Hermes International SCA rose in Paris trading on speculation the luxury-goods company’s founding family may be more willing to sell following the death of former President and Chief Executive Officer Jean-Louis Dumas.
Hermes rose 2.02 euros, or 2 percent, to 101.65 euros, valuing the company at 10.7 billion euros ($14 billion). Dumas, who led the maker of silk ties and saddles for nearly three decades, died May 1, aged 72, Hermes said.
“Some people may believe that the other family members will now be more willing to sell,” Antoine Belge, an analyst at HSBC in Paris said today by telephone. “We think the descendents of the founder are still committed to keeping the company independent, especially the fifth-generation members who still control the majority of the voting rights.”
“There is no change in the Hermes family’s attachment to the company,” Christel Denef a spokeswoman for Paris-based Hermes said in an e-mail. About 74 percent of Hermes stock is held by the family.
Since Dumas retired in 2006, Hermes’s share price has been buffeted by speculation luxury rivals LVMH Moet Hennessy Louis Vuitton SA or Cie. Financiere Richemont SA might make a takeover bid. Most recently, LVMH Chairman Bernard Arnault was weighing the sale of drinks unit Moet Hennessy to fund a possible bid, The Financial Times reported last April. LVMH denied the reports at the time.
Hermes, whose Kelly handbags retail from around 4,000 euros, is trading on an estimated price-earnings ratio of 32.4 compared with 19 for LVMH and 22 for Richemont, according to data compiled by Bloomberg.
Sonia Fellmann, a spokeswoman for LVMH, did not immediately return calls seeking comment. Alan Grieve, Richemont’s corporate affairs director, wasn’t immediately available to comment.
The Hermes family has “no plans to sell and nothing is going to happen in the short to medium term,” Patrick Thomas, who succeeded Dumas as sole CEO in 2006, said in a March interview. Thomas, the first non-family member to run the 173-year-old company, said last May there would be no sale of a majority stake while the fifth and sixth generations of the family were in control.

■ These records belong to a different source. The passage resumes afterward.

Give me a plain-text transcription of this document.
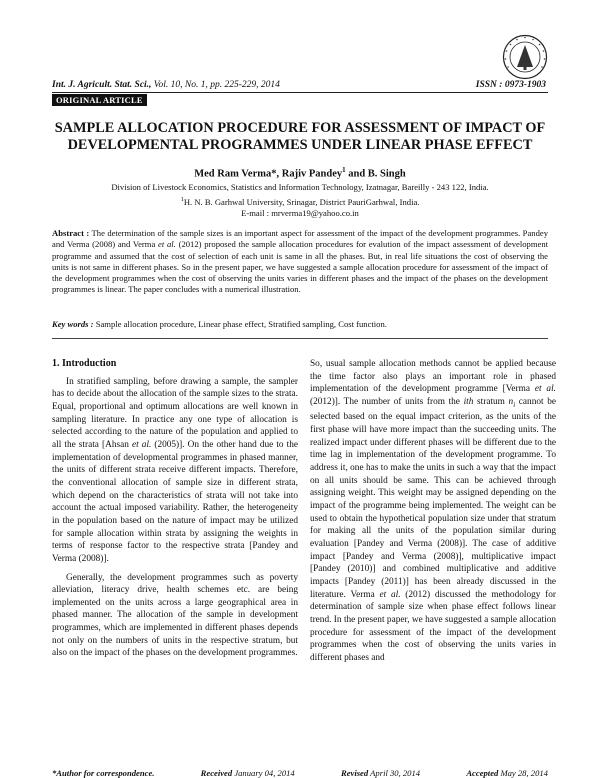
Int. J. Agricult. Stat. Sci., Vol. 10, No. 1, pp. 225-229, 2014	ISSN : 0973-1903
ORIGINAL ARTICLE
SAMPLE ALLOCATION PROCEDURE FOR ASSESSMENT OF IMPACT OF DEVELOPMENTAL PROGRAMMES UNDER LINEAR PHASE EFFECT
Med Ram Verma*, Rajiv Pandey$^1$ and B. Singh
Division of Livestock Economics, Statistics and Information Technology, Izatnagar, Bareilly - 243 122, India.
$^1$H. N. B. Garhwal University, Srinagar, District PauriGarhwal, India.
E-mail : mrverma19@yahoo.co.in
Abstract : The determination of the sample sizes is an important aspect for assessment of the impact of the development programmes. Pandey and Verma (2008) and Verma et al. (2012) proposed the sample allocation procedures for evalution of the impact assessment of development programme and assumed that the cost of selection of each unit is same in all the phases. But, in real life situations the cost of observing the units is not same in different phases. So in the present paper, we have suggested a sample allocation procedure for assessment of the impact of the development programmes when the cost of observing the units varies in different phases and the impact of the phases on the development programmes is linear. The paper concludes with a numerical illustration.
Key words : Sample allocation procedure, Linear phase effect, Stratified sampling, Cost function.
1. Introduction

In stratified sampling, before drawing a sample, the sampler has to decide about the allocation of the sample sizes to the strata. Equal, proportional and optimum allocations are well known in sampling literature. In practice any one type of allocation is selected according to the nature of the population and applied to all the strata [Ahsan et al. (2005)]. On the other hand due to the implementation of developmental programmes in phased manner, the units of different strata receive different impacts. Therefore, the conventional allocation of sample size in different strata, which depend on the characteristics of strata will not take into account the actual imposed variability. Rather, the heterogeneity in the population based on the nature of impact may be utilized for sample allocation within strata by assigning the weights in terms of response factor to the respective strata [Pandey and Verma (2008)].

Generally, the development programmes such as poverty alleviation, literacy drive, health schemes etc. are being implemented on the units across a large geographical area in phased manner. The allocation of the sample in development programmes, which are implemented in different phases depends not only on the numbers of units in the respective stratum, but also on the impact of the phases on the development programmes.

So, usual sample allocation methods cannot be applied because the time factor also plays an important role in phased implementation of the development programme [Verma et al. (2012)]. The number of units from the ith stratum $n_i$ cannot be selected based on the equal impact criterion, as the units of the first phase will have more impact than the succeeding units. The realized impact under different phases will be different due to the time lag in implementation of the development programme. To address it, one has to make the units in such a way that the impact on all units should be same. This can be achieved through assigning weight. This weight may be assigned depending on the impact of the programme being implemented. The weight can be used to obtain the hypothetical population size under that stratum for making all the units of the population similar during evaluation [Pandey and Verma (2008)]. The case of additive impact [Pandey and Verma (2008)], multiplicative impact [Pandey (2010)] and combined multiplicative and additive impacts [Pandey (2011)] has been already discussed in the literature. Verma et al. (2012) discussed the methodology for determination of sample size when phase effect follows linear trend. In the present paper, we have suggested a sample allocation procedure for assessment of the impact of the development programmes when the cost of observing the units varies in different phases and

*Author for correspondence.	Received January 04, 2014	Revised April 30, 2014	Accepted May 28, 2014
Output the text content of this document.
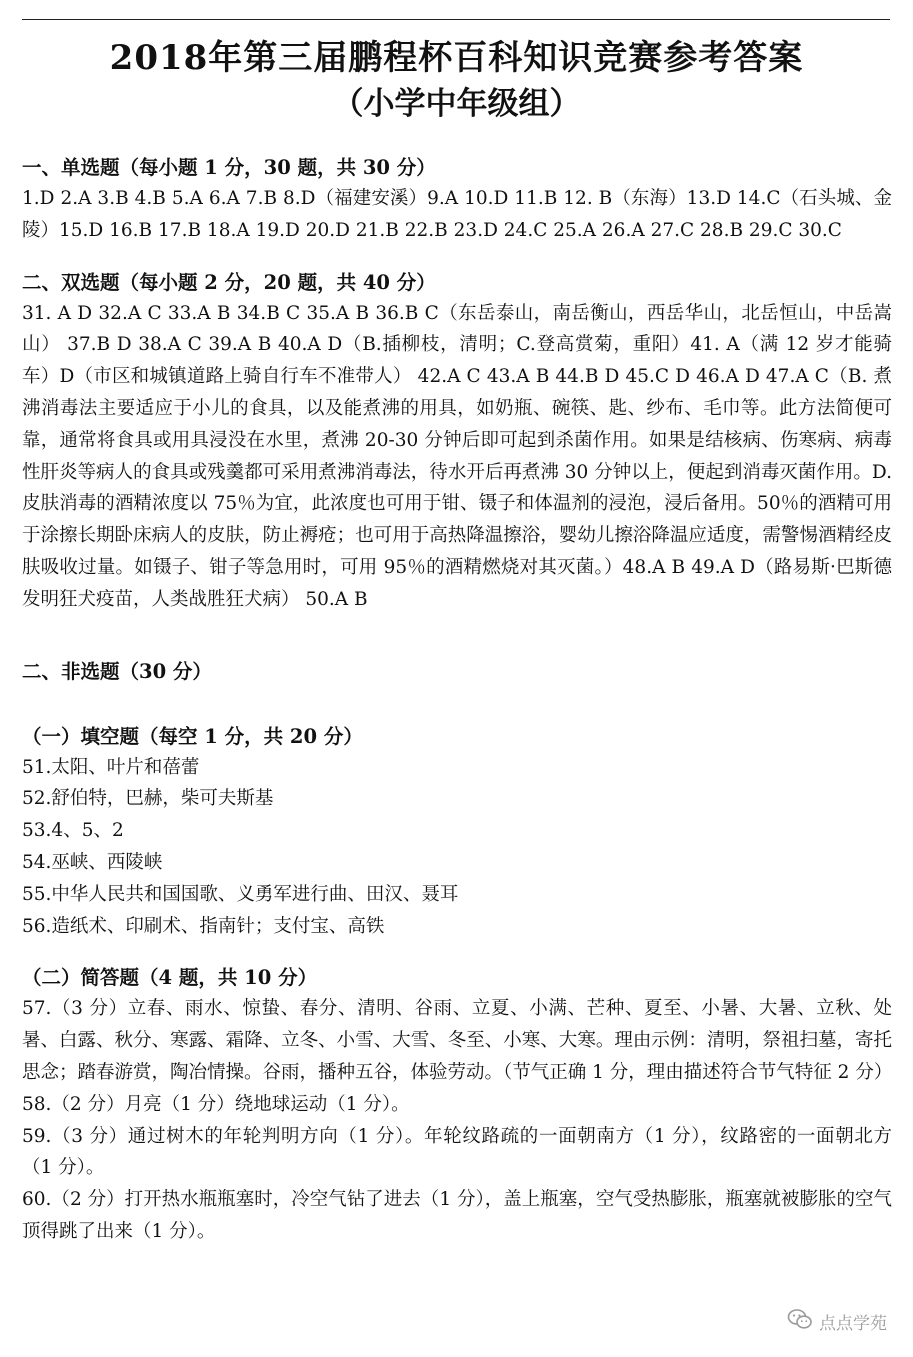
2018年第三届鹏程杯百科知识竞赛参考答案
（小学中年级组）
一、单选题（每小题 1 分，30 题，共 30 分）

1.D 2.A 3.B 4.B 5.A 6.A 7.B 8.D（福建安溪）9.A 10.D 11.B 12. B（东海）13.D 14.C（石头城、金陵）15.D 16.B 17.B 18.A 19.D 20.D 21.B 22.B 23.D 24.C 25.A 26.A 27.C 28.B 29.C 30.C

二、双选题（每小题 2 分，20 题，共 40 分）

31. A D 32.A C 33.A B 34.B C 35.A B 36.B C（东岳泰山，南岳衡山，西岳华山，北岳恒山，中岳嵩山） 37.B D 38.A C 39.A B 40.A D（B.插柳枝，清明；C.登高赏菊，重阳）41. A（满 12 岁才能骑车）D（市区和城镇道路上骑自行车不准带人） 42.A C 43.A B 44.B D 45.C D 46.A D 47.A C（B. 煮沸消毒法主要适应于小儿的食具，以及能煮沸的用具，如奶瓶、碗筷、匙、纱布、毛巾等。此方法简便可靠，通常将食具或用具浸没在水里，煮沸 20-30 分钟后即可起到杀菌作用。如果是结核病、伤寒病、病毒性肝炎等病人的食具或残羹都可采用煮沸消毒法，待水开后再煮沸 30 分钟以上，便起到消毒灭菌作用。D. 皮肤消毒的酒精浓度以 75％为宜，此浓度也可用于钳、镊子和体温剂的浸泡，浸后备用。50％的酒精可用于涂擦长期卧床病人的皮肤，防止褥疮；也可用于高热降温擦浴，婴幼儿擦浴降温应适度，需警惕酒精经皮肤吸收过量。如镊子、钳子等急用时，可用 95％的酒精燃烧对其灭菌。）48.A B 49.A D（路易斯·巴斯德发明狂犬疫苗，人类战胜狂犬病） 50.A B

二、非选题（30 分）
（一）填空题（每空 1 分，共 20 分）
51.太阳、叶片和蓓蕾
52.舒伯特，巴赫，柴可夫斯基
53.4、5、2
54.巫峡、西陵峡
55.中华人民共和国国歌、义勇军进行曲、田汉、聂耳
56.造纸术、印刷术、指南针；支付宝、高铁
（二）简答题（4 题，共 10 分）

57.（3 分）立春、雨水、惊蛰、春分、清明、谷雨、立夏、小满、芒种、夏至、小暑、大暑、立秋、处暑、白露、秋分、寒露、霜降、立冬、小雪、大雪、冬至、小寒、大寒。理由示例：清明，祭祖扫墓，寄托思念；踏春游赏，陶冶情操。谷雨，播种五谷，体验劳动。（节气正确 1 分，理由描述符合节气特征 2 分）

58.（2 分）月亮（1 分）绕地球运动（1 分）。

59.（3 分）通过树木的年轮判明方向（1 分）。年轮纹路疏的一面朝南方（1 分），纹路密的一面朝北方（1 分）。

60.（2 分）打开热水瓶瓶塞时，冷空气钻了进去（1 分），盖上瓶塞，空气受热膨胀，瓶塞就被膨胀的空气顶得跳了出来（1 分）。

点点学苑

Hermes’s operating profit margin was 24.2 percent in 2009, data compiled by Bloomberg show. LMVH’s was 19.7 percent while Richemont’s was 18.1 percent in the year ended March 2009.

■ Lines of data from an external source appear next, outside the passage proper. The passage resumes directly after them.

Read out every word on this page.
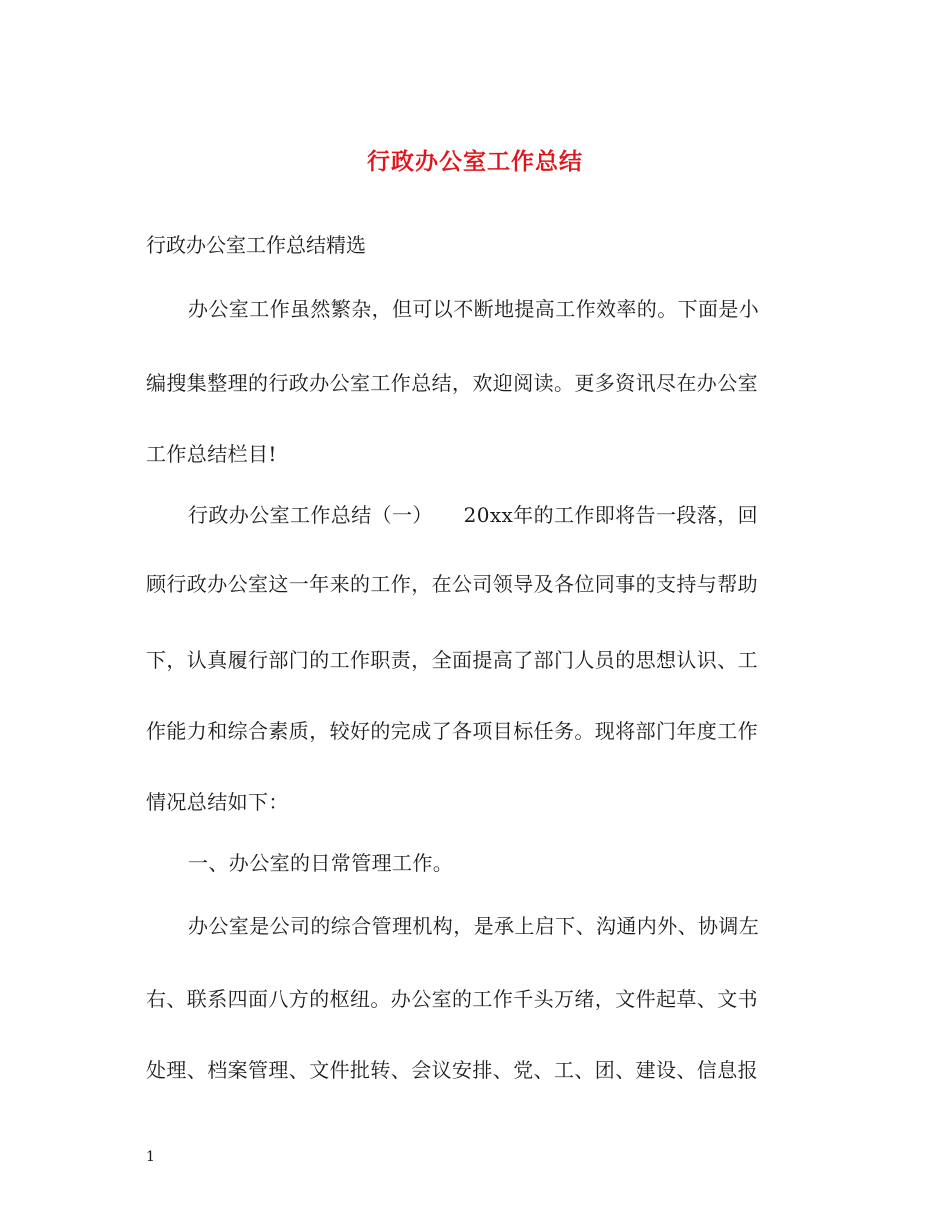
行政办公室工作总结
行政办公室工作总结精选
办公室工作虽然繁杂，但可以不断地提高工作效率的。下面是小
编搜集整理的行政办公室工作总结，欢迎阅读。更多资讯尽在办公室
工作总结栏目!
行政办公室工作总结（一）　　20xx年的工作即将告一段落，回
顾行政办公室这一年来的工作，在公司领导及各位同事的支持与帮助
下，认真履行部门的工作职责，全面提高了部门人员的思想认识、工
作能力和综合素质，较好的完成了各项目标任务。现将部门年度工作
情况总结如下：
一、办公室的日常管理工作。
办公室是公司的综合管理机构，是承上启下、沟通内外、协调左
右、联系四面八方的枢纽。办公室的工作千头万绪，文件起草、文书
处理、档案管理、文件批转、会议安排、党、工、团、建设、信息报
1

Dumas’s death “shouldn’t change at all the family’s attachment to the group and its desire to stay in control,” Loic Morvan and Cedric Rossi, analysts at Aurel BGC in Paris wrote in a note today.
Members of the Hermes family sit on the executive committee and supervisory board. They include deputy managing director Guillaume de Seynes, artistic director Pierre-Alexis Dumas and Jerome Guerrand, chairman of the supervisory board. Another relative, Bertrand Puech, chairs Emile Hermes SARL, which represents the family shareholders.
Dumas led Paris-based Hermes from 1978 until his retirement in 2006, when he was succeeded by Thomas. During his tenure as CEO, Dumas, who had previously worked as an assistant buyer for U.S. department store Bloomingdales, expanded Hermes’s product range and retail network and bought stakes in manufacturers such as Swiss watch-movements maker Vaucher Manufacture Fleurier and British shoemaker John Lobb. Hermes listed on the stock exchange in 1993.
Dumas, who remained honorary executive chairman of Hermes until his death, is survived by his daughter Sandrine, and son Pierre-Alexis. A funeral service for Dumas will be held May 7 at 3 p.m. in Paris, Hermes said.
Hermes posted net income of 288.8 million euros and revenue of 1.9 billion euros in 2009, the company said March 5. Hermes was founded in 1837 by Thierry Hermes as a maker of harnesses and saddles.